Most painfully, a start-up grant leads to an unfair disadvantage and further demotivation of those who have suffered the blows for years: they have to watch how their new colleagues, on a very arbitrary basis – the date of their employment – receive money and opportunities that they themselves can only dream. The inevitable result: less solidarity within departments and even more competition. The so-called incentive grants for assistant professors and professors that the minister has also promised do not alter this: they only represent a fraction of the starter grants. Those who fall outside the scope of the starter grants have no choice but to write grant applications, inevitably in the evenings.

Temporary contracts

And the starter’s grant does not lead to a reduction in workload or to an end to the many temporary contracts. If starting university lecturers (including those appointed through the minister’s so-called ‘sector plans’) choose to spend 80 percent of their time on research, their teaching must be taken over by others: the colleagues present or newly recruited. Appointing another university lecturer is not obvious, because he too can ‘buy out’ from education with a starters grant. It is obvious that more teachers will be hired with a temporary contract, who will mainly be given teaching tasks. If the lucky ones on their starter grant appoint a PhD student or postdoc, this leads to even more PhDs with little prospect of a permanent appointment.

This creates an undesirable dichotomy, in which a select, new group is given a gold-edged position.

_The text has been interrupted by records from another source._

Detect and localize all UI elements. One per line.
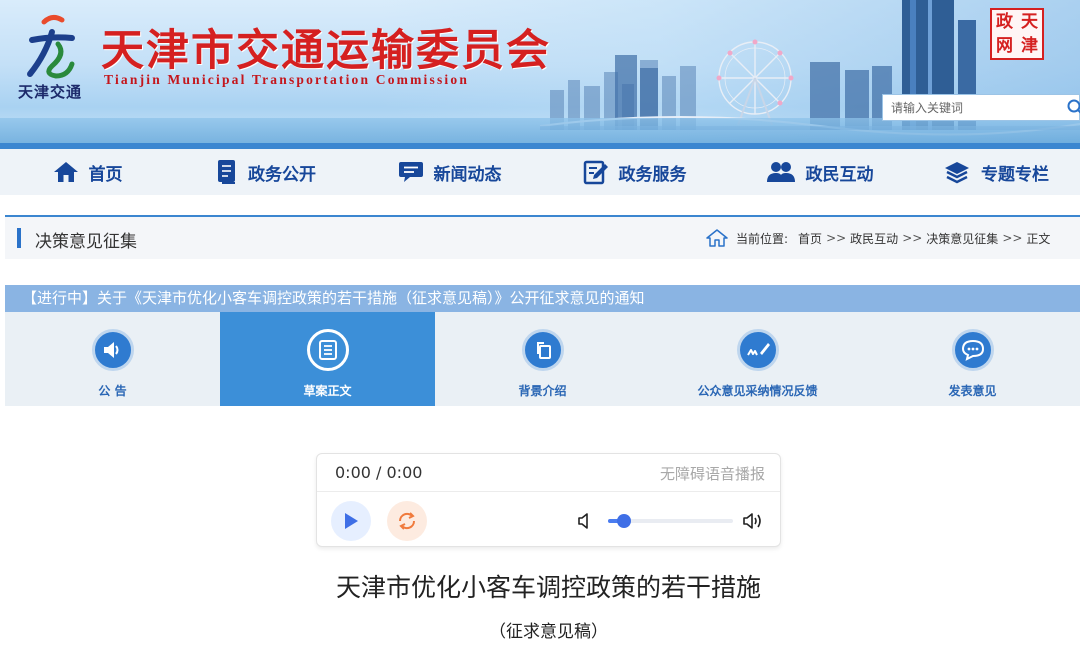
tab-submit-opinion[interactable]: 发表意见	[865, 312, 1080, 406]
nav-item-government-affairs[interactable]: 政务公开	[175, 149, 357, 195]
nav-item-news[interactable]: 新闻动态	[357, 149, 542, 195]
header-banner: 天津交通 天津市交通运输委员会 Tianjin Municipal Transp…	[0, 0, 1080, 143]
volume-high-icon[interactable]	[742, 511, 766, 531]
breadcrumb-current: 正文	[1026, 231, 1051, 246]
play-icon	[345, 513, 358, 529]
search-input[interactable]	[883, 95, 1063, 120]
breadcrumb-public-interaction[interactable]: 政民互动	[850, 230, 898, 247]
nav-item-label: 政务公开	[248, 164, 316, 185]
site-subtitle: Tianjin Municipal Transportation Commiss…	[104, 72, 470, 87]
tab-icon-circle	[91, 329, 134, 371]
breadcrumb-separator: >>	[902, 231, 923, 245]
playback-time: 0:00 / 0:00	[335, 463, 423, 482]
document-list-icon	[318, 340, 337, 360]
tab-background[interactable]: 背景介绍	[435, 312, 650, 406]
seal-char: 天	[1021, 12, 1038, 32]
loop-icon	[398, 512, 416, 530]
tab-label: 背景介绍	[518, 384, 567, 398]
seal-char: 津	[1021, 36, 1038, 56]
volume-slider[interactable]	[608, 514, 733, 528]
loop-button[interactable]	[387, 501, 427, 541]
signature-pen-icon	[746, 343, 770, 356]
edit-note-icon	[583, 160, 608, 185]
tab-public-feedback[interactable]: 公众意见采纳情况反馈	[650, 312, 865, 406]
volume-slider-handle[interactable]	[617, 514, 632, 528]
tab-icon-circle	[306, 329, 349, 371]
search-icon[interactable]	[1065, 97, 1080, 119]
nav-item-government-services[interactable]: 政务服务	[542, 149, 727, 195]
tab-label: 公 告	[98, 384, 127, 398]
consultation-tabs: 公 告 草案正文 背景介绍 公众意见采纳情况反馈 发表意见	[5, 312, 1080, 406]
section-title-marker	[17, 228, 21, 248]
comment-icon	[961, 339, 984, 361]
article-subtitle: （征求意见稿）	[489, 622, 608, 642]
home-icon	[53, 162, 78, 182]
tab-label: 草案正文	[303, 384, 352, 398]
breadcrumb-separator: >>	[826, 231, 847, 245]
river-reflection	[0, 118, 1080, 143]
nav-item-label: 首页	[88, 164, 123, 185]
document-icon	[218, 160, 235, 184]
nav-item-public-interaction[interactable]: 政民互动	[727, 149, 912, 195]
chat-bubble-icon	[398, 162, 423, 182]
breadcrumb: 当前位置: 首页 >> 政民互动 >> 决策意见征集 >> 正文	[706, 228, 1050, 248]
speaker-icon	[103, 342, 118, 358]
play-button[interactable]	[331, 501, 371, 541]
notice-title-bar: 【进行中】关于《天津市优化小客车调控政策的若干措施（征求意见稿）》公开征求意见的…	[5, 285, 1080, 312]
accessibility-voice-label[interactable]: 无障碍语音播报	[660, 463, 765, 484]
seal-char: 政	[996, 12, 1013, 32]
audio-player: 0:00 / 0:00 无障碍语音播报	[316, 453, 781, 547]
tab-label: 发表意见	[948, 384, 997, 398]
site-title[interactable]: 天津市交通运输委员会	[101, 16, 551, 78]
nav-item-label: 政民互动	[805, 164, 874, 185]
government-portal-seal[interactable]: 政 天 网 津	[990, 8, 1044, 60]
tab-label: 公众意见采纳情况反馈	[697, 384, 818, 398]
tab-icon-circle	[951, 329, 994, 371]
breadcrumb-home[interactable]: 首页	[798, 230, 822, 247]
copy-icon	[536, 342, 551, 359]
main-nav: 首页 政务公开 新闻动态 政务服务 政民互动 专题专栏	[0, 149, 1080, 195]
tab-draft-text[interactable]: 草案正文	[220, 312, 435, 406]
nav-item-home[interactable]: 首页	[0, 149, 175, 195]
tianjin-transport-logo-icon[interactable]	[22, 14, 82, 82]
article-title: 天津市优化小客车调控政策的若干措施	[335, 573, 761, 602]
tab-announcement[interactable]: 公 告	[5, 312, 220, 406]
search-box	[882, 94, 1080, 121]
home-outline-icon	[706, 229, 728, 247]
player-divider	[317, 491, 780, 492]
breadcrumb-prefix: 当前位置:	[736, 231, 789, 246]
nav-item-label: 专题专栏	[981, 164, 1049, 185]
volume-mute-icon[interactable]	[577, 512, 593, 530]
breadcrumb-separator: >>	[1002, 231, 1023, 245]
section-title: 决策意见征集	[35, 232, 137, 252]
nav-item-label: 新闻动态	[433, 164, 502, 185]
nav-item-label: 政务服务	[618, 164, 687, 185]
tab-icon-circle	[736, 329, 779, 371]
logo-caption: 天津交通	[18, 83, 83, 101]
nav-item-special-topics[interactable]: 专题专栏	[912, 149, 1080, 195]
layers-icon	[945, 162, 969, 184]
seal-char: 网	[996, 36, 1013, 56]
breadcrumb-opinion-collection[interactable]: 决策意见征集	[926, 230, 998, 247]
tab-icon-circle	[521, 329, 564, 371]
people-icon	[766, 162, 795, 182]
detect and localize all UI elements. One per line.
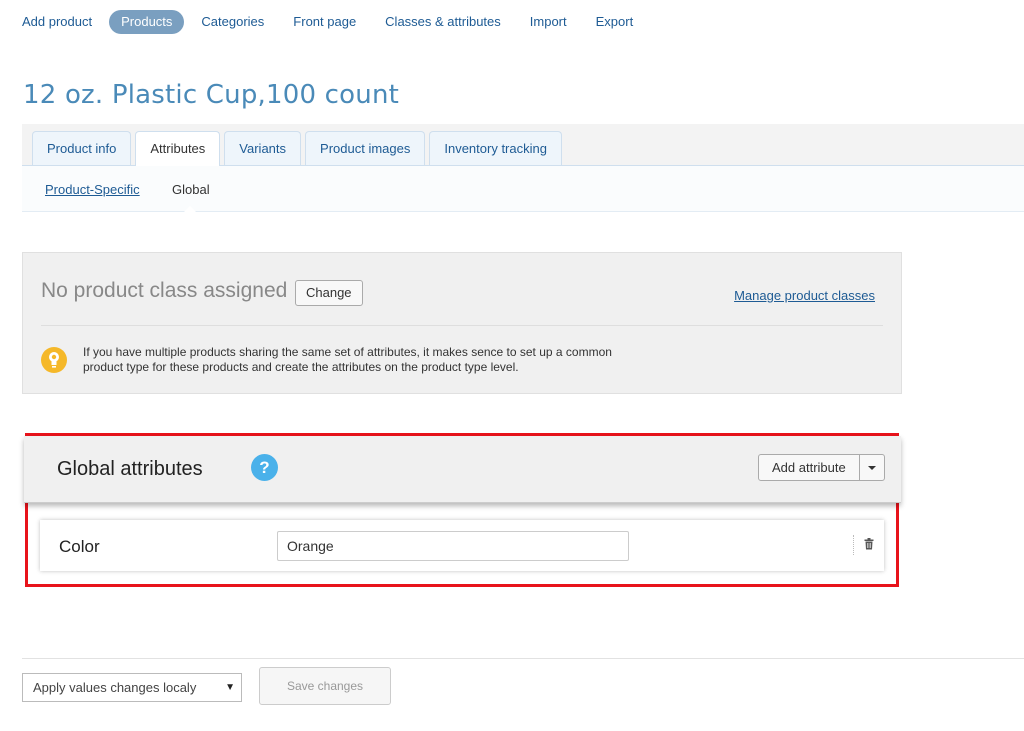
manage-product-classes-link[interactable]: Manage product classes — [734, 288, 875, 303]
lightbulb-icon — [41, 347, 67, 373]
product-class-panel: No product class assigned Change Manage … — [22, 252, 902, 394]
dropdown-arrow-icon: ▼ — [225, 682, 235, 693]
tab-product-images[interactable]: Product images — [305, 131, 426, 165]
product-class-hint: If you have multiple products sharing th… — [83, 345, 612, 374]
tab-product-info[interactable]: Product info — [32, 131, 132, 165]
attribute-row: Color — [40, 520, 884, 571]
tab-variants[interactable]: Variants — [224, 131, 302, 165]
nav-export[interactable]: Export — [584, 10, 646, 34]
footer-divider — [22, 658, 1024, 659]
nav-import[interactable]: Import — [518, 10, 579, 34]
global-attributes-title: Global attributes — [57, 458, 203, 480]
nav-categories[interactable]: Categories — [189, 10, 276, 34]
nav-add-product[interactable]: Add product — [10, 10, 104, 34]
attribute-name: Color — [59, 537, 100, 556]
product-class-status: No product class assigned — [41, 279, 288, 302]
apply-changes-label: Apply values changes localy — [33, 680, 197, 695]
add-attribute-button[interactable]: Add attribute — [758, 454, 885, 481]
question-icon[interactable]: ? — [251, 454, 278, 481]
change-class-button[interactable]: Change — [295, 280, 363, 306]
save-changes-button[interactable]: Save changes — [259, 667, 391, 705]
tab-inventory-tracking[interactable]: Inventory tracking — [429, 131, 562, 165]
tab-attributes[interactable]: Attributes — [135, 131, 221, 166]
subnav-global: Global — [172, 182, 210, 197]
page-title: 12 oz. Plastic Cup,100 count — [23, 80, 400, 110]
attributes-subnav: Product-Specific Global — [22, 166, 1024, 212]
nav-classes-attributes[interactable]: Classes & attributes — [373, 10, 513, 34]
add-attribute-label[interactable]: Add attribute — [759, 455, 860, 480]
global-attributes-header: Global attributes ? Add attribute — [24, 436, 901, 503]
subnav-product-specific[interactable]: Product-Specific — [45, 182, 140, 197]
trash-icon[interactable] — [864, 538, 874, 553]
apply-changes-select[interactable]: Apply values changes localy ▼ — [22, 673, 242, 702]
divider — [41, 325, 883, 326]
nav-front-page[interactable]: Front page — [281, 10, 368, 34]
active-subnav-caret — [184, 206, 196, 212]
tab-bar: Product info Attributes Variants Product… — [22, 124, 1024, 166]
top-nav: Add product Products Categories Front pa… — [10, 10, 650, 34]
nav-products[interactable]: Products — [109, 10, 185, 34]
attribute-value-input[interactable] — [277, 531, 629, 561]
chevron-down-icon[interactable] — [860, 455, 884, 480]
row-separator — [853, 535, 854, 555]
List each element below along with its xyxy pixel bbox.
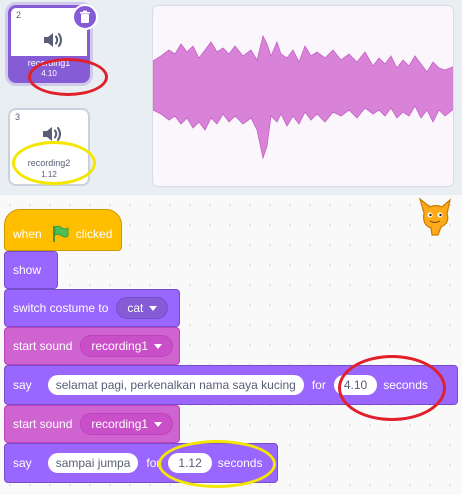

This creates an undesirable dichotomy, in which a select, new group is given a golden-edged position and the burden is borne by overworked colleagues or by temporary teachers without perspective. Recruiting for that thankless task becomes a hopeless exercise. But it can also have consequences for the choices that universities make when hiring new university lecturers themselves: the generous starter package with the possibilities it offers means that they will raise the bar much higher.

Such a position threatens to become unattainable for PhDs with mainly educational experience. For already permanently appointed university lecturers, it is becoming attractive to apply en masse elsewhere in the country: the only way to still qualify for a starter grant. The consequences of such a carousel are incalculable.

Sigh of relief

It seemed so nice when Minister Dijkgraaf announced that he wanted to make work on the necessary and overdue investments in higher education: a sigh of relief went through the academic community. There are now serious concerns about his plans. Dijkgraaf was made aware of this and did some tweaking, but not with effect. A minister who keeps his back straight in the face of criticism, you would wish that elsewhere.

It would be profoundly sad if the intended investments miss their target and, above all, lead to new problems. And that while the alternative is obvious: to divide the available money for starters and incentive grants among all scientific staff members in the form of a personal research budget. Then they decide for themselves how best to reduce the workload and how to increase research time, also in collaboration and consultation with colleagues. That is a real, just and structural solution.

David Peeters is associate professor and chair of the Young Academy at Tilburg University and Juliëtte Schaafsma is TiU professor of Humanities and Digital Sciences. This opinion previously appeared in NRC.